Thursday, May 29, 2014

I'm Looking Over...Clover

Oh, what a beautiful morning here in Oklahoma.  In this state, there may not be a better time to spend out of doors than a morning in May a few days after a three-inch rain.

I have spent the last hour and a half hunched over a row of onions carefully removing clover from between the bulging bulbs.  Earlier this spring, we got another truckload of horse manure from our cowboy friend.  I'm happy to report that Mr. Forrest's horses are frolicking in fields of clover.  The clover has been reconstituted and iswas  thriving in our little garden.

Gardening is so great for so many reasons.  Not least among them is the happiness to be gained from sticking your fingers in soil that gets compacted under your finger nails.  Removing clover plant after clover plant really gets that Art Mooney song playing in my head.  My mom used to play it on the piano.

Anyway, we got the onions planted a little too close to get a hoe between.  Since they weren't easy to get to, I'd pretty much yielded to the weeds until I saw my dad's Missouri garden this week.  He's roughly twice my age with a garden 20 times as big and there was hardly a weed to be seen in the entire thing.  It shamed me..

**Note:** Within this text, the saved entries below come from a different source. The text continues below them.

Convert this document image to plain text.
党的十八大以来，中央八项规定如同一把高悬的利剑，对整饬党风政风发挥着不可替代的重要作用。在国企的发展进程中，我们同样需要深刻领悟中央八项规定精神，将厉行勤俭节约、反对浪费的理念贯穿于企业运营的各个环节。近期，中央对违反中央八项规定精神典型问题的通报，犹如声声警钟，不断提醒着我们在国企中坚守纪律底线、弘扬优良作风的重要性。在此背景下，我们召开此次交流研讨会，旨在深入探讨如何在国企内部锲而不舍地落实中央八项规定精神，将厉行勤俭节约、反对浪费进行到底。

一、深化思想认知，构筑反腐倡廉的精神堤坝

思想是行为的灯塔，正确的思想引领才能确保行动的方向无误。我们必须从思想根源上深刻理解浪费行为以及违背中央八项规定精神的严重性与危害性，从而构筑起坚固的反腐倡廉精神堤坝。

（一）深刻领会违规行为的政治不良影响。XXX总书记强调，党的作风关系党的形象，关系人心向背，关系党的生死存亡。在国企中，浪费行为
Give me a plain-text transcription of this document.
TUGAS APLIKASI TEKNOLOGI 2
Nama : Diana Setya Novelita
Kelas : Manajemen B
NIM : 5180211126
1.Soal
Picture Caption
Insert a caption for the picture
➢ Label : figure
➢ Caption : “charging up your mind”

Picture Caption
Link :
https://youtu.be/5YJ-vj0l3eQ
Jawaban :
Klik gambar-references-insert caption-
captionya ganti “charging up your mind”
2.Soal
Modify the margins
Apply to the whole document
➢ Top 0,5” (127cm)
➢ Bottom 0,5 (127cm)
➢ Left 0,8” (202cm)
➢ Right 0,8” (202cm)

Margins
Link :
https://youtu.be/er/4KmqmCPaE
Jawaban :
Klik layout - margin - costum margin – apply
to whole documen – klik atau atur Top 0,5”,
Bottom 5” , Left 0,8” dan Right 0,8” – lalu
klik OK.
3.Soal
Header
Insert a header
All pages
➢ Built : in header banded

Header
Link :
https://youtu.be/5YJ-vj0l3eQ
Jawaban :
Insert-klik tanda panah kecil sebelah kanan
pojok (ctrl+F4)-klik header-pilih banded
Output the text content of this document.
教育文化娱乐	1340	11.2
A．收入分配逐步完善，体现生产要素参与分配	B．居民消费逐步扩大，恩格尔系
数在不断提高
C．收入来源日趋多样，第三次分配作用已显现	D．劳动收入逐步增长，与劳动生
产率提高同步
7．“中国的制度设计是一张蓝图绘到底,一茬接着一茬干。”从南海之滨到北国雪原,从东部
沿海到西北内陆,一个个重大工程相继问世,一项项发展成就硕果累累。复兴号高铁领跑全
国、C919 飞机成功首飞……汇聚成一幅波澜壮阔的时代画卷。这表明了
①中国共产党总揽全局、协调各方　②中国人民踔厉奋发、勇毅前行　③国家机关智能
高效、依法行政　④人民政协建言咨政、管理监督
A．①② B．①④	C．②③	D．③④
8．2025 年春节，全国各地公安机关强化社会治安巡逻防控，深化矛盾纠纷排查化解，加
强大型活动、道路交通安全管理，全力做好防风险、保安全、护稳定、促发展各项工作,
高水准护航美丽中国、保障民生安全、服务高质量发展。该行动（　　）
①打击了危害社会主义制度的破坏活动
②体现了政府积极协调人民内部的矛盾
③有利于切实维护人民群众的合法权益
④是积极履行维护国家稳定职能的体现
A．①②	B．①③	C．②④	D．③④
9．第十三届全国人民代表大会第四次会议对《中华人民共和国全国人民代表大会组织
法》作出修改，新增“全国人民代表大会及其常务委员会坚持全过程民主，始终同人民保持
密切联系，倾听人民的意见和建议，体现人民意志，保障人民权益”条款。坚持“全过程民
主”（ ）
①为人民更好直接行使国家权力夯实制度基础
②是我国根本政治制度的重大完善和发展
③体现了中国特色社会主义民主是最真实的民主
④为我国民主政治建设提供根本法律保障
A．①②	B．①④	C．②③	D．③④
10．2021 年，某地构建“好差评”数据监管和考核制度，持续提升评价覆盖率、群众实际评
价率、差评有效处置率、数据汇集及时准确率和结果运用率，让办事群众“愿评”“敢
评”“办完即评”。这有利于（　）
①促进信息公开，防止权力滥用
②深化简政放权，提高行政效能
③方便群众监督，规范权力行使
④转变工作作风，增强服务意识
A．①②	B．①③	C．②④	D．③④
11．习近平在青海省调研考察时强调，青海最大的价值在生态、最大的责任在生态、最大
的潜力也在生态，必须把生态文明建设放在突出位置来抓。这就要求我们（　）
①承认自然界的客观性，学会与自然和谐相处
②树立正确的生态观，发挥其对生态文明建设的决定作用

Fortunately, it got me digging in the dirt...a by-product of which is pure joy.

Friday, May 23, 2014

Childhood of Famous Americans

When I was a kid my book of choice was typically fiction leaning toward The Black Stallion, Nancy Drew, or the Alfred Hitchcock and the Three Investigators series, but in school we were required to read some non-fiction, too.

For non-fiction, I gravitated toward two series.  The first was a series of natural science books about the life cycle of various mammals.  Each book followed the same formula:  the baby was born, the baby was raised by an attentive mama, the baby was mercilessly kicked out on its own into the wild.

The second series I enjoyed was about well-known Americans and focused on their childhoods.  They were fast-paced yet informative, always ending before the subject's adulthood.  I still remember that section under the front window of the library where these were located.  Here's an example:

Fast forward 30 years to when I'm a new home-schooling mama trying to find my way, diligently studying my new copy of The Well-Trained Mind, using it as a guide for how to give my children a strenuous education and consulting its book recommendations to direct me toward the good books.

In the book recommendations, I noticed several references to a series described like this:
"Written on a third- to fifth-grade level, these imaginative biographies in the Childhood of Famous Americans series focus on the childhood of each subject.  Highly recommended."
No libraries in my whole county carry these books, so over the past five or so years, I've been diligently combing used book sales for this series.  I've even purchased a few new ones that were specifically high-lighted in the Well-Trained Mind or those about baseball heroes that I knew my son would enjoy.  This year, my son has read books from this series on Babe Ruth, Lou Gehrig and Jackie Robinson, and I read a couple aloud three years ago when we last studied American history.

It was only as I was preparing again to cycle into American history for the 2014/2015 school year, that I realized these books collected by me over the past several years:

are my old buddies made-over with shiny new covers.  It is a case of literary serendipity.

Reunited. And it feels so good!  They're as good as ever and ready for a new generation.